Alan Clarke is an English filmmaker who made very gritty films about youth in Margaret Thatcher’s UK, this being one such film about a young neo-nazi punk played by Tim Roth. Trevor is constantly in trouble, in a youth detention center, and well on his way to prison as an adult. Here’s a good quote from the back of the DVD box: “This is the unsparing portrait of youth fueled by rage and hate prowling an empire ruled by repression and despair.” That’s a pretty accurate depiction of what this movie is like. The writing is very tight and almost stage-like and the acting is dead on from Tim Roth. We don’t necessarily like or agree with where Trevor is coming from, but we do sympathize with his surprisingly eloquent observations of an inhuman world.

(SEE)

——Heathers (1988)——

Heathers has become its own term for a genre in pop culture terminology for a black high school comedy, and watching this for the first time the other night I can definitely see why. This is a devilishly good low budget comedy. You can see all the roots of Tina Fey’s Mean Girls in this film. And I’m sorry Clancy for saying that I was constantly reminded of you whenever I saw Christian Slater’s character on screen.

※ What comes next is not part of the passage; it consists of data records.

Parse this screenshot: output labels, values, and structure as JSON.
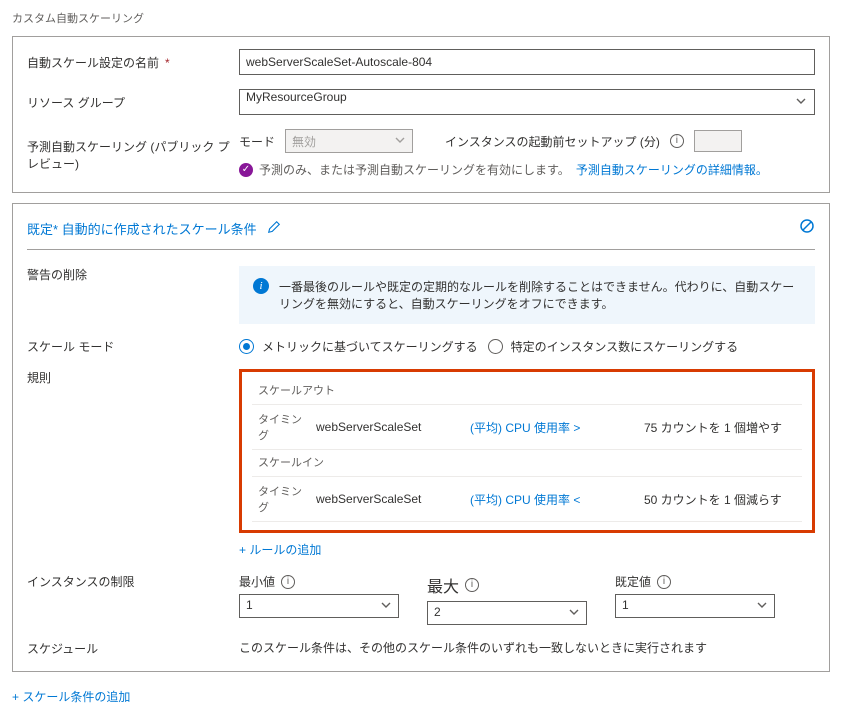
{
  "page_title": "カスタム自動スケーリング",
  "settings": {
    "name_label": "自動スケール設定の名前",
    "name_value": "webServerScaleSet-Autoscale-804",
    "rg_label": "リソース グループ",
    "rg_value": "MyResourceGroup",
    "pred_label": "予測自動スケーリング (パブリック プレビュー)",
    "mode_label": "モード",
    "mode_value": "無効",
    "setup_label": "インスタンスの起動前セットアップ (分)",
    "pred_warning_prefix": "予測のみ、または予測自動スケーリングを有効にします。",
    "pred_warning_link": "予測自動スケーリングの詳細情報。"
  },
  "condition": {
    "title": "既定* 自動的に作成されたスケール条件",
    "delete_warning_label": "警告の削除",
    "delete_warning_text": "一番最後のルールや既定の定期的なルールを削除することはできません。代わりに、自動スケーリングを無効にすると、自動スケーリングをオフにできます。",
    "scale_mode_label": "スケール モード",
    "radio_metric": "メトリックに基づいてスケーリングする",
    "radio_fixed": "特定のインスタンス数にスケーリングする",
    "rules_label": "規則",
    "scale_out_label": "スケールアウト",
    "scale_in_label": "スケールイン",
    "timing_label": "タイミング",
    "rule_out": {
      "target": "webServerScaleSet",
      "metric": "(平均) CPU 使用率 >",
      "cond": "75 カウントを 1 個増やす"
    },
    "rule_in": {
      "target": "webServerScaleSet",
      "metric": "(平均) CPU 使用率 <",
      "cond": "50 カウントを 1 個減らす"
    },
    "add_rule": "ルールの追加",
    "limits_label": "インスタンスの制限",
    "min_label": "最小値",
    "max_label": "最大",
    "default_label": "既定値",
    "min_value": "1",
    "max_value": "2",
    "default_value": "1",
    "schedule_label": "スケジュール",
    "schedule_text": "このスケール条件は、その他のスケール条件のいずれも一致しないときに実行されます"
  },
  "add_condition": "スケール条件の追加"
}
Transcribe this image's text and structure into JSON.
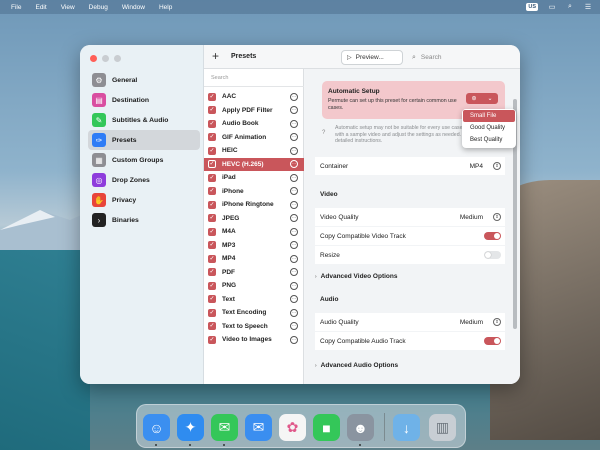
{
  "menubar": {
    "items": [
      "File",
      "Edit",
      "View",
      "Debug",
      "Window",
      "Help"
    ],
    "input_source": "US"
  },
  "toolbar": {
    "add_label": "+",
    "title": "Presets",
    "preview_label": "Preview...",
    "search_placeholder": "Search"
  },
  "sidebar": {
    "items": [
      {
        "label": "General",
        "icon": "gear-icon",
        "color": "#8e8e93"
      },
      {
        "label": "Destination",
        "icon": "folder-icon",
        "color": "#d94ea0"
      },
      {
        "label": "Subtitles & Audio",
        "icon": "speech-bubble-icon",
        "color": "#34c759"
      },
      {
        "label": "Presets",
        "icon": "wrench-icon",
        "color": "#2f7cf6"
      },
      {
        "label": "Custom Groups",
        "icon": "stack-icon",
        "color": "#8e8e93"
      },
      {
        "label": "Drop Zones",
        "icon": "drop-zone-icon",
        "color": "#8e3cdc"
      },
      {
        "label": "Privacy",
        "icon": "hand-icon",
        "color": "#e8443a"
      },
      {
        "label": "Binaries",
        "icon": "terminal-icon",
        "color": "#222222"
      }
    ],
    "active_index": 3
  },
  "preset_list": {
    "search_placeholder": "Search",
    "items": [
      "AAC",
      "Apply PDF Filter",
      "Audio Book",
      "GIF Animation",
      "HEIC",
      "HEVC (H.265)",
      "iPad",
      "iPhone",
      "iPhone Ringtone",
      "JPEG",
      "M4A",
      "MP3",
      "MP4",
      "PDF",
      "PNG",
      "Text",
      "Text Encoding",
      "Text to Speech",
      "Video to Images"
    ],
    "selected_index": 5
  },
  "detail": {
    "automatic_setup": {
      "title": "Automatic Setup",
      "description": "Permute can set up this preset for certain common use cases.",
      "note": "Automatic setup may not be suitable for every use case. Try the preset with a sample video and adjust the settings as needed. See the Help for detailed instructions.",
      "help": "?"
    },
    "container": {
      "label": "Container",
      "value": "MP4"
    },
    "video_section": "Video",
    "video_quality": {
      "label": "Video Quality",
      "value": "Medium"
    },
    "copy_video": {
      "label": "Copy Compatible Video Track",
      "on": true
    },
    "resize": {
      "label": "Resize",
      "on": false
    },
    "advanced_video": "Advanced Video Options",
    "audio_section": "Audio",
    "audio_quality": {
      "label": "Audio Quality",
      "value": "Medium"
    },
    "copy_audio": {
      "label": "Copy Compatible Audio Track",
      "on": true
    },
    "advanced_audio": "Advanced Audio Options"
  },
  "dropdown": {
    "options": [
      "Small File",
      "Good Quality",
      "Best Quality"
    ],
    "selected_index": 0
  },
  "dock": {
    "apps": [
      {
        "name": "finder-icon",
        "color": "#3b8ff0",
        "glyph": "☺"
      },
      {
        "name": "safari-icon",
        "color": "#2f8cf0",
        "glyph": "✦"
      },
      {
        "name": "messages-icon",
        "color": "#34c759",
        "glyph": "✉"
      },
      {
        "name": "mail-icon",
        "color": "#3a8ef0",
        "glyph": "✉"
      },
      {
        "name": "photos-icon",
        "color": "#f5f5f5",
        "glyph": "✿"
      },
      {
        "name": "facetime-icon",
        "color": "#34c759",
        "glyph": "■"
      },
      {
        "name": "permute-icon",
        "color": "#8a94a0",
        "glyph": "☻"
      },
      {
        "name": "downloads-folder-icon",
        "color": "#6fb2e8",
        "glyph": "↓"
      },
      {
        "name": "trash-icon",
        "color": "#c8ced4",
        "glyph": "▥"
      }
    ],
    "accent": "#c9565b"
  }
}
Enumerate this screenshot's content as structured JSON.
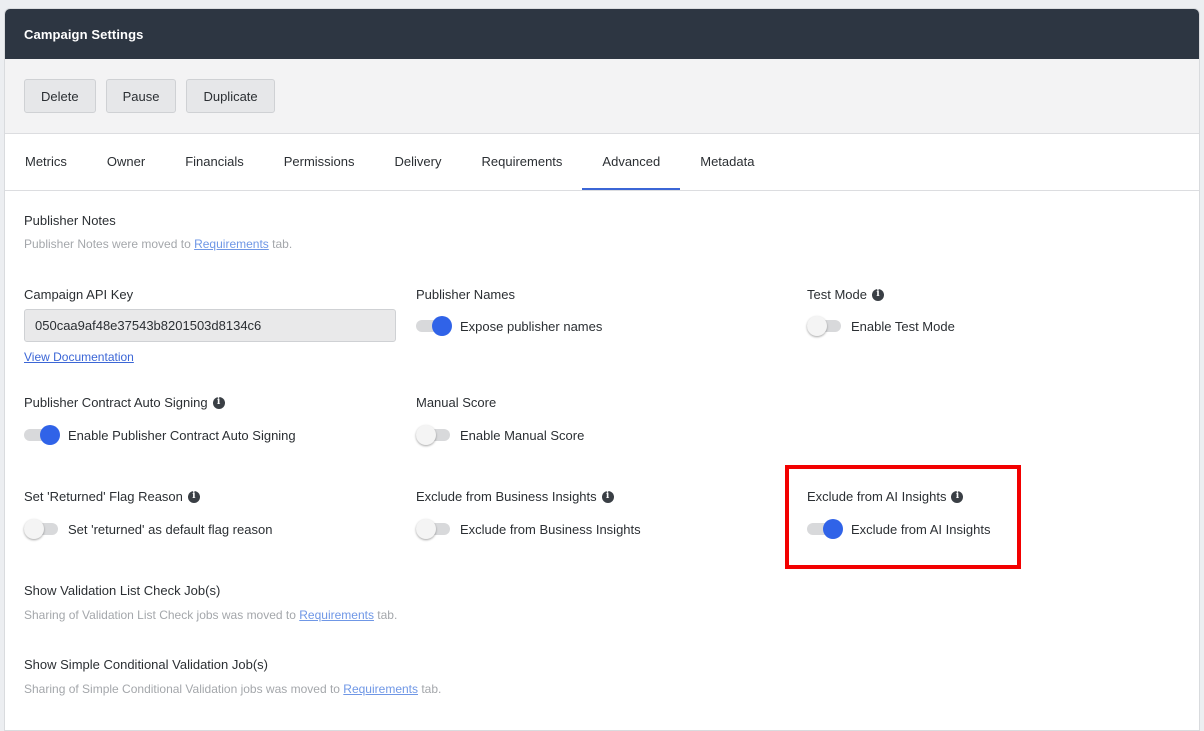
{
  "header": {
    "title": "Campaign Settings"
  },
  "actions": {
    "delete": "Delete",
    "pause": "Pause",
    "duplicate": "Duplicate"
  },
  "tabs": [
    {
      "label": "Metrics"
    },
    {
      "label": "Owner"
    },
    {
      "label": "Financials"
    },
    {
      "label": "Permissions"
    },
    {
      "label": "Delivery"
    },
    {
      "label": "Requirements"
    },
    {
      "label": "Advanced"
    },
    {
      "label": "Metadata"
    }
  ],
  "active_tab": "Advanced",
  "publisher_notes": {
    "title": "Publisher Notes",
    "text_before": "Publisher Notes were moved to ",
    "link": "Requirements",
    "text_after": " tab."
  },
  "api_key": {
    "title": "Campaign API Key",
    "value": "050caa9af48e37543b8201503d8134c6",
    "doc_link": "View Documentation"
  },
  "publisher_names": {
    "title": "Publisher Names",
    "toggle_label": "Expose publisher names",
    "on": true
  },
  "test_mode": {
    "title": "Test Mode",
    "toggle_label": "Enable Test Mode",
    "on": false
  },
  "auto_signing": {
    "title": "Publisher Contract Auto Signing",
    "toggle_label": "Enable Publisher Contract Auto Signing",
    "on": true
  },
  "manual_score": {
    "title": "Manual Score",
    "toggle_label": "Enable Manual Score",
    "on": false
  },
  "returned_flag": {
    "title": "Set 'Returned' Flag Reason",
    "toggle_label": "Set 'returned' as default flag reason",
    "on": false
  },
  "business_insights": {
    "title": "Exclude from Business Insights",
    "toggle_label": "Exclude from Business Insights",
    "on": false
  },
  "ai_insights": {
    "title": "Exclude from AI Insights",
    "toggle_label": "Exclude from AI Insights",
    "on": true
  },
  "validation_list": {
    "title": "Show Validation List Check Job(s)",
    "text_before": "Sharing of Validation List Check jobs was moved to ",
    "link": "Requirements",
    "text_after": " tab."
  },
  "conditional_validation": {
    "title": "Show Simple Conditional Validation Job(s)",
    "text_before": "Sharing of Simple Conditional Validation jobs was moved to ",
    "link": "Requirements",
    "text_after": " tab."
  },
  "colors": {
    "header_bg": "#2d3642",
    "accent": "#3063e8",
    "highlight": "#f20000"
  },
  "icons": {
    "info": "info-circle-icon"
  }
}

Winona Ryder is the hero of this tale, as a girl who wants to be popular and joins the most popular click in the school: The Heathers. Yep, three girls, all named Heather. It becomes very quickly apparent that the lead Heather is a massive bitch. Meanwhile, Ryder starts a relationship with the new kid played by Slater. He seems very cool at first, but then stages an “accidental” suicide for the main Heather that throws events into motion that throw into light the fact that Slater is very obsessed with teenage suicide. Ryder gets roped in and wants out, and the film goes off from there.

This movie is very funny, very black, and has a whole lot of social satire thrown in. The movie has lots of classic lines that I’m sure are repeated endlessly by the fans of this film, as well as probably myself, after seeing the movie another couple times. Any fans of the high school satire should definitely go out and find this movie.

(MUST SEE)

——Death Walks at Midnight (1972)——

The boxset for this is actually pretty cool. Two films, great packaging, nice booklet, a bonus CD of various Italian giallo soundtrack songs. The director, Luciano Ercoli, shows some ability with the camera, composing a couple very interesting shots. The action sequence on the roof at the end of the film is very well done (probably the only redeemable part of the film) and reminded me a bit of the end of Ichi the Killer. But other than that, this is definitely a dud, not worth wasting much time on (for you watching it or me writing about it).

(MISS)

(March 7)

——16 Blocks (2006)——

I love Bruce Willis. The man just knows how to carry a movie, even when he is only a supporting character. I was pleasantly surprised by just how good this movie was. I liked the premise when I saw the trailer, but never thought the film could pull it all together like it did. Amen. God loves small genre films that can pull it all together.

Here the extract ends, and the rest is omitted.